アキバのつぶやき

2025.07.27

時間の流れと変化

 夏の盛りになると、あたりに響き渡る「蝉時雨(せみしぐれ)」は、日本の夏の風物詩ですよね。俳句の季語として、よく使われます。ところが、今年はSNSなどで「セミの声が少ない」という書き込みが目立つそうです。東京都内や南関東でも、例年のような大合唱には遠いと感じる方が多いかもしれません。

 セミ研究の専門家である林正美・埼玉大学名誉教授によると、今年のセミの出足が鈍い原因として、梅雨の雨量が少なく地面が硬くなり、セミが羽化しにくいことが考えられるそうです。また、今年は6月から暑かったため、「なぜセミが鳴かないのだろう」と、本来セミが多く鳴く7月中旬より前に「セミの声が少ない」と錯覚した人も多い、という側面もあるようです。

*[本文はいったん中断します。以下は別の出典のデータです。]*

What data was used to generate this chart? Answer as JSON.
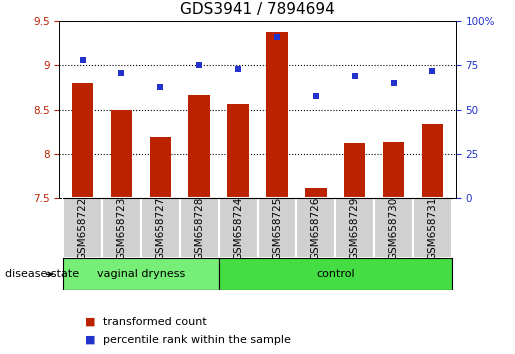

 セミの生態系も変化しています。日本には36種のセミが生息しているようですが、そのうち2種は外来種で、中国原産の大型ゼミ「タケオオツクツク」のように一部地域で定着した新顔もいるそうです。さらに、西日本でおなじみの在来種「クマゼミ」の分布域は広がり、ほぼ関東全域の低地に及んでいるとのこと。身近なセミも、少しずつ生息状況が変化しているのですね。

 この「変化」というテーマは、私たちを包む「時間」にも関連してきます。サンテグジュペリの名作『星の王子さま』に出てくる星では、自転速度が増して昼と夜が30秒ごとに繰り返されるという話がありますが、実は地球の自転速度は、歴史的に見ると「だんだん遅くなってきた」と言われています。
 

 地球が誕生したばかりの頃は、1回転に5時間ほどだったのが、恐竜のいた中生代には約22時間と、潮の干満などにより少しずつブレーキがかかってきたそうです。

 夏のセミの鳴き声の移ろいや、はるかな地球の自転速度の変化を考えると、時間や自然は常に動き続けていることを感じます。私たちの日常も、そして地球そのものも、絶えず変化し続けているのですね。

 昨日よりも、今日を楽しく。日々新に、こころも新たに!じっと心を沈めて自分を見つめ、私も変化していきたいものです。